Gardenvisit.com The Garden Guide

Book: Gardening tours by J.C. Loudon 1831-1842
Chapter: Middlesex, Berkshire, Buckinghamshire, Oxfordshire, Wilshire, Dorsetshire, Hampshire, Sussex, and Kent in the Summer of 1832

St Leonards Hill

Previous - Next

St. Leonard's Hill, Mrs. Harcourt. - This place is chiefly remarkable for the extensive views which it commands of the surrounding country, and especially of Windsor Castle. The woods are dense, and composed chiefly of oak and beech; but along the roadside, between this place and Virginia Water, extensive plantations have lately been formed of a mixture of oak, birch, Scotch pine, and larch fir, which we can by no means approve of. In point of ornament, such a mixture is out of the question, since it produces the most disagreeable kind of artificial monotony, that of a perpetual recurrence of discordant forms.

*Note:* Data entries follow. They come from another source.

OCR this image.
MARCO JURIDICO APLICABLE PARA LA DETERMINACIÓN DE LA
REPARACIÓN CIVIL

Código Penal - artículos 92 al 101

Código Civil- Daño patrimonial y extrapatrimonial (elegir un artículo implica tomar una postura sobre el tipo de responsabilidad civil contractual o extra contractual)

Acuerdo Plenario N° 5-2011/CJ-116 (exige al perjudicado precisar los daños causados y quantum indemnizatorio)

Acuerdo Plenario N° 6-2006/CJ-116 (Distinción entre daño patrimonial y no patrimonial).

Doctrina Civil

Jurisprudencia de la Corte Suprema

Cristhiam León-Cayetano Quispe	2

In point of utility it is bad, because the oaks are overtopped by pines and larches, which are planted as nurses; but which are totally unnecessary as such, in a soil and climate like the present. Supposing oaks alone had been planted, and thinned out as they advanced in their growth, the general appearance of the plantation would at all times have been agreeable, because it would have presented the same kind of forms variously disposed; and all the trees would have grown vigorously, because no one tree would have robbed another, whether of nourishment, air, or light, these properties being shared equally among them. The hedges to these plantations were generally clipped: a superfluous expense, since they would have been just as effective as fences if left without cutting or clipping; and, every six or seven years, they would have produced a quantity of faggot-wood. The nice point to hit, in rural management, is, to incur no expense whatever that will not produce an adequate return. Between corn fields of small size, clipped hedges will pay, by their greater admission of light and air to the fields, both while they are in preparation for the crop, and while the crop is growing; and they are also, from their diminished and close compact surface, less liable to harbour birds and insects: but mere plantation fences require none of these considerations to be taken into view as guides for their management. All that is wanting in the case of plantations is protection; and if the plants are kept clear of weeds, and left to take their natural forms, a sufficiently formidable fence will be produced; and, at the same time, one of that description of natural or picturesque beauty, which will be more in accordance with a plantation of trees than a clipped formal boundary of green.